Ci racconta di un ambiente fatto di “mafie e mischie” dove fin troppo spesso vengono spinti e pubblicizzati libri di autori cari all’establishment e non quelli di valore. Le pubblicità e la recensioni dei libri, ci sottolinea, sono ormai a uso e consumo dell’editore e a volte dello scrittore, ma mai per il lettore. Tanto che lei sovente è in quelli poco conosciuti o che spariscono subito dagli scaffali delle librerie che trova perle e chicche, come ad esempio “Le streghe” di Roald Dahl o il racconto “La gente delle dieci” di Stephen King.

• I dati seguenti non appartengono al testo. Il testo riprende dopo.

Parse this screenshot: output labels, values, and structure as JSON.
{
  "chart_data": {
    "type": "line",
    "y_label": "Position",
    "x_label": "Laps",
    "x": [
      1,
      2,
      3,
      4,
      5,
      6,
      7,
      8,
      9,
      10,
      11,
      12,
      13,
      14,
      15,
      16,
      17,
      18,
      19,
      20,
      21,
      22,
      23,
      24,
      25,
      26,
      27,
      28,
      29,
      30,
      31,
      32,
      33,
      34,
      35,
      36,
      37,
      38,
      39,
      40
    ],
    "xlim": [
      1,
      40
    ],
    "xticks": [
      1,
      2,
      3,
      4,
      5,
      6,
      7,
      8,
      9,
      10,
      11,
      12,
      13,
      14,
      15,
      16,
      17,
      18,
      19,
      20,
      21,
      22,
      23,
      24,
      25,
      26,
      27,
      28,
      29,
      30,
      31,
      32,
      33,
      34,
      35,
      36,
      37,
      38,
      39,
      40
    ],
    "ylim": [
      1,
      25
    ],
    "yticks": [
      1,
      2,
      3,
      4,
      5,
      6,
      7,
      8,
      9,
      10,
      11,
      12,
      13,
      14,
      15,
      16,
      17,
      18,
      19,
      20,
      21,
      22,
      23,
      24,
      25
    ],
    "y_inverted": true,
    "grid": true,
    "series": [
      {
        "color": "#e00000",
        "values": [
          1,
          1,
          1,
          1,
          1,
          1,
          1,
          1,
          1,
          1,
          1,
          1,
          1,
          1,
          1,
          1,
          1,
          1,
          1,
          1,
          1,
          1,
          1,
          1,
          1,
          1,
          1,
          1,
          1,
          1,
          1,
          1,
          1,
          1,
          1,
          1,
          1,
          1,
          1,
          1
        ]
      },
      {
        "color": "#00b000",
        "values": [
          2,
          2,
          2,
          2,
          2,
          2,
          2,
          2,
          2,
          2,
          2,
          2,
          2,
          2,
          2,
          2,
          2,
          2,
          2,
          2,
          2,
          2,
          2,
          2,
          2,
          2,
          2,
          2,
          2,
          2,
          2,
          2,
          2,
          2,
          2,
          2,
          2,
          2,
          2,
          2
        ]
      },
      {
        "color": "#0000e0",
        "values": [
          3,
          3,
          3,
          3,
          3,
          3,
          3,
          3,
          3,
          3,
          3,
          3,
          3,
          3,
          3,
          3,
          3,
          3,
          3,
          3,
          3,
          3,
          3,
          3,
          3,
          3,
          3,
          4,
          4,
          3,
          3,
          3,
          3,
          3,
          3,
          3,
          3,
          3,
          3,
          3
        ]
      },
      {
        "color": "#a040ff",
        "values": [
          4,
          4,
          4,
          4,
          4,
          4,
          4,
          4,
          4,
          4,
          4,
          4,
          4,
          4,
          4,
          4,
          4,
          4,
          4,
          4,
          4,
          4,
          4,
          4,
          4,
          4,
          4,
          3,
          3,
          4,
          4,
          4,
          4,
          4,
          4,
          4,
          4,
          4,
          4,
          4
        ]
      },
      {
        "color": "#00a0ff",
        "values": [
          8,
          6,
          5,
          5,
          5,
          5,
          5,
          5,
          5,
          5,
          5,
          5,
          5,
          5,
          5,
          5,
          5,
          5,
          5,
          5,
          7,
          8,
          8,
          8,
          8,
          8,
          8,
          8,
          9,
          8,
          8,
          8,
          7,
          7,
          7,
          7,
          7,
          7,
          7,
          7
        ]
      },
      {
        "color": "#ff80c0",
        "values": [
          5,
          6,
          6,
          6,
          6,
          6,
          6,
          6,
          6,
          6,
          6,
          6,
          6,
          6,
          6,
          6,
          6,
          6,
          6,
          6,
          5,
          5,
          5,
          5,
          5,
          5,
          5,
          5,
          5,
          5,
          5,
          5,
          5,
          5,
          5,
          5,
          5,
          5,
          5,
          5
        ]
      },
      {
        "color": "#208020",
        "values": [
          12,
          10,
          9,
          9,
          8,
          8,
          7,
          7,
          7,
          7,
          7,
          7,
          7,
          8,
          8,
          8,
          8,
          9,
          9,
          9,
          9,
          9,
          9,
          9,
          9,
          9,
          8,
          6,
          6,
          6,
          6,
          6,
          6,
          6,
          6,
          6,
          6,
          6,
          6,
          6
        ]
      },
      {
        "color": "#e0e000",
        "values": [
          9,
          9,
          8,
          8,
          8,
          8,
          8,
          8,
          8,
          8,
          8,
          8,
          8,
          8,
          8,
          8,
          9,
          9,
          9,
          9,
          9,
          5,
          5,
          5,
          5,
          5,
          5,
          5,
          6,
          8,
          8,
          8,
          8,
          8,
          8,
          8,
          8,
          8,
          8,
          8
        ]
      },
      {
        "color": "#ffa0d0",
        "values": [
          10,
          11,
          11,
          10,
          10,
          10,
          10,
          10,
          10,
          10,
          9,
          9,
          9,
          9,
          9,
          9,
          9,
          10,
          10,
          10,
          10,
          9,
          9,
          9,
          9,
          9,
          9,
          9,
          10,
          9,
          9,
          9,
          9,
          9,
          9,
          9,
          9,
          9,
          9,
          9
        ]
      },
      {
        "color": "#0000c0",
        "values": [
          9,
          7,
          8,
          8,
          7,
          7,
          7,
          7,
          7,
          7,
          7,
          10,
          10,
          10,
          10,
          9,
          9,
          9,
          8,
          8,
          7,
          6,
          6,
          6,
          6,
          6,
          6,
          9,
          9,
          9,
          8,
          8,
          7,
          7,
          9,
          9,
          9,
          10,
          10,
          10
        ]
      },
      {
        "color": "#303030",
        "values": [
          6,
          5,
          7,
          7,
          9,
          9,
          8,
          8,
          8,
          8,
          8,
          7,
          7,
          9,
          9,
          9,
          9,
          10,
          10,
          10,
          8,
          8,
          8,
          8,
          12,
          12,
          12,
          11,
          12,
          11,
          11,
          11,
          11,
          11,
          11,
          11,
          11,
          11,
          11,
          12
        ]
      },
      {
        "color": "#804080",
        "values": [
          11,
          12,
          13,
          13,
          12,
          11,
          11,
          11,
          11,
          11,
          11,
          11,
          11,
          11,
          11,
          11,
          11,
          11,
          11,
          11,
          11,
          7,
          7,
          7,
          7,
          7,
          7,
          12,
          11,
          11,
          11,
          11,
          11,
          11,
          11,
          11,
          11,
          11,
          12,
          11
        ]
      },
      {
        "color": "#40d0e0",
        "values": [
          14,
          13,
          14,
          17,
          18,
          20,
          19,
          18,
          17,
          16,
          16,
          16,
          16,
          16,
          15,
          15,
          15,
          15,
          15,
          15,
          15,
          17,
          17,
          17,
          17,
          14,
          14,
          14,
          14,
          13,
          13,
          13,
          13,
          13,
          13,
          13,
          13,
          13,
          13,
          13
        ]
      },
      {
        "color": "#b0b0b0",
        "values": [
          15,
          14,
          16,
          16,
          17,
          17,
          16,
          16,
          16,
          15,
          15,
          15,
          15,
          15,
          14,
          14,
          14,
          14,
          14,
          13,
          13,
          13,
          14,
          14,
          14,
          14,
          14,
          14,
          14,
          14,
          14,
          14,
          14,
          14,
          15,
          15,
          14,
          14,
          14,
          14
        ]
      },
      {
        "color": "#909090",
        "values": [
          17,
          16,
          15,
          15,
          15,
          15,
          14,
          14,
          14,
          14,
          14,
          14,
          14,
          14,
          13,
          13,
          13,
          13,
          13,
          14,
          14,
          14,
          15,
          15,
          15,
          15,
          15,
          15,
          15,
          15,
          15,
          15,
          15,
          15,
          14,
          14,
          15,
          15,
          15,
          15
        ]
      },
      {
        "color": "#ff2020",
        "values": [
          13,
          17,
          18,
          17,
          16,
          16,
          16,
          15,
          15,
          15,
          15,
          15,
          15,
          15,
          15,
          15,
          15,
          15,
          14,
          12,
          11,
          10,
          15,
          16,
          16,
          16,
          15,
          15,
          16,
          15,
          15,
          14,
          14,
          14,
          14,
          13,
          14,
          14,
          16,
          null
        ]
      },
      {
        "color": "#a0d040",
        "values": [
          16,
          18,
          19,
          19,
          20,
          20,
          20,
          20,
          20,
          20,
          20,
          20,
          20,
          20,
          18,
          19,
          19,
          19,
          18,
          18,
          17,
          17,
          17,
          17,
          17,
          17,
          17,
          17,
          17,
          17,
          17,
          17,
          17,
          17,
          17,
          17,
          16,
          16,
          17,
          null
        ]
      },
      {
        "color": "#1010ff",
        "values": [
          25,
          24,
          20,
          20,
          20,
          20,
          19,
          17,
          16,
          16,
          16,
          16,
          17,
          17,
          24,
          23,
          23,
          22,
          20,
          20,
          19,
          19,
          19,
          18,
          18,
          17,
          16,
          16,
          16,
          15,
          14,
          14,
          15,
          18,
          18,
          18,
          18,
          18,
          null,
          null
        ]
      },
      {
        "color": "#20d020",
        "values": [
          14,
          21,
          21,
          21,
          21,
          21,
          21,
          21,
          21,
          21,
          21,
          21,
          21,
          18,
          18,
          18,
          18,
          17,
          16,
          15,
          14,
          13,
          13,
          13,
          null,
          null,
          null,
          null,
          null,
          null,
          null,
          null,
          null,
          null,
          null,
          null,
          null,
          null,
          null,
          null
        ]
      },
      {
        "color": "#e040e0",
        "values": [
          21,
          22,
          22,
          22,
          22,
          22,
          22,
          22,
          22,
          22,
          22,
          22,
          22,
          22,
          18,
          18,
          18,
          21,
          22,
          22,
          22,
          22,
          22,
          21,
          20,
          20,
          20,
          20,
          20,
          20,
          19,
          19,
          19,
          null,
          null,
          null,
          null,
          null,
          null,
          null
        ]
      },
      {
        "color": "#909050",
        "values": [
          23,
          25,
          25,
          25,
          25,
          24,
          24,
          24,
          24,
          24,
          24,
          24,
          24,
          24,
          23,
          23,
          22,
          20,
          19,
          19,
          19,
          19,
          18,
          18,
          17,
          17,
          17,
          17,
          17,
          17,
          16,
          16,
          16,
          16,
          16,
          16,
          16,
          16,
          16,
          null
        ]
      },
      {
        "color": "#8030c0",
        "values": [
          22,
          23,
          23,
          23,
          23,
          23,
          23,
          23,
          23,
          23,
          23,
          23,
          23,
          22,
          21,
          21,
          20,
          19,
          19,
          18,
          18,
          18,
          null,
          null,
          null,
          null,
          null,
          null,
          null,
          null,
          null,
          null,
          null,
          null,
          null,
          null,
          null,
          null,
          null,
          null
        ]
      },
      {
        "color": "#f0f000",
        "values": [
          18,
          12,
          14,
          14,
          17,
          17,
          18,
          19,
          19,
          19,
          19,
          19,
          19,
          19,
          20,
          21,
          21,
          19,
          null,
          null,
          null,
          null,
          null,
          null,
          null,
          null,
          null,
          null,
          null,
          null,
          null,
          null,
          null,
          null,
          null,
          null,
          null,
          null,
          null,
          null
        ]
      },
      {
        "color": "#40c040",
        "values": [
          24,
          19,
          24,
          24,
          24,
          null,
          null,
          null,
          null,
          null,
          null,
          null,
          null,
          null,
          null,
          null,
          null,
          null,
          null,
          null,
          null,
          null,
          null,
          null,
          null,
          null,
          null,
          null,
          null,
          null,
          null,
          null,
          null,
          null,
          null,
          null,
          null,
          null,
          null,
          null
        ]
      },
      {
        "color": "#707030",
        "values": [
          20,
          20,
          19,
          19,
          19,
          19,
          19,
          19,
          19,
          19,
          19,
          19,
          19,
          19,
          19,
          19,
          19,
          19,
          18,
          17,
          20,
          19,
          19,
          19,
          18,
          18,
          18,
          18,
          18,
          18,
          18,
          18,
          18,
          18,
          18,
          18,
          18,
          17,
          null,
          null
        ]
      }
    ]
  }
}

Per questo, con almeno trent’anni di anticipo sulla storia, la Cherchi ipotizza e sogna che ogni lettore possa poter mettere lui personalmente una breve recensione, magari anche sintetizzata da un pollice giù o uno in su, a favore di tutti gli altri lettori che desiderino avere pareri sinceri e non strumentali sul libro…
Ma non solo, l’acume della Cherchi la porta a parlare sia di romanzi e saggi ma anche di racconti, forma letteraria che lei giustamente pone sullo stesso piano per dignità e interesse alle prime due. E, già a cavallo fra gli anni Ottanta e i Novanta, inizia a notare un apparente inspiegabile e preoccupante scarto da parte di tutti gli editori nostrani della forma racconto, soprattutto quelli di autori italiani. A distanza di trent’anni la nostra editoria è una delle poche al mondo che ormai ignora di fatto i racconti dei nostri autori – tranne raramente di quelli già famosi – limitandosi a pubblicare al massimo, ogni tanto, quelli di scrittori che siano “tassativamente” stranieri.
Insomma, una raccolta di testi che ci illumina sulla crisi profonda della nostra editoria che non è legata, come qualcuno cerca ancora e in ogni modo di farci credere, all’avvento dei libri digitali, ma sopratutto a scelte commerciali miopi e ottuse che partono da lontano.
Pubblicato per la prima volta nel 1997, “Scompartimento per lettori e taciturni” – il cui titolo si rifà a un articolo in cui la Cherchi auspica che un giorno le Ferrovie dello Stato riservino alcuni scompartimenti appositamente per incalliti viaggiatori lettori che per leggere hanno bisogno di un educato silenzio… – è una preziosa miniera di diamanti per chi, come la sua autrice, ama soprattutto leggere, miniera dove trovare preziosi suggerimenti.
Ma, sopratutto, attraverso articoli, deliziose e pungenti interviste ai nostri maggiori autori dell’epoca come Raffaele La Capria, Oreste Del Buono, Goffredo Fofi, Giuseppe Pontiggia o Michele Serra, nonché ritratti e ricordi, come quello struggente della sua amica personale Elsa Morante da poco scomparsa, Grazia Cherchi ci racconta che cose è stata – …sob! – la nostra grande editoria.
Menomale che, fino ad oggi, almeno nessuno si sia azzardato a dedicarle un premio letterario…
Da leggere, tenere gelosamente nella propria biblioteca e da far studiare a scuola.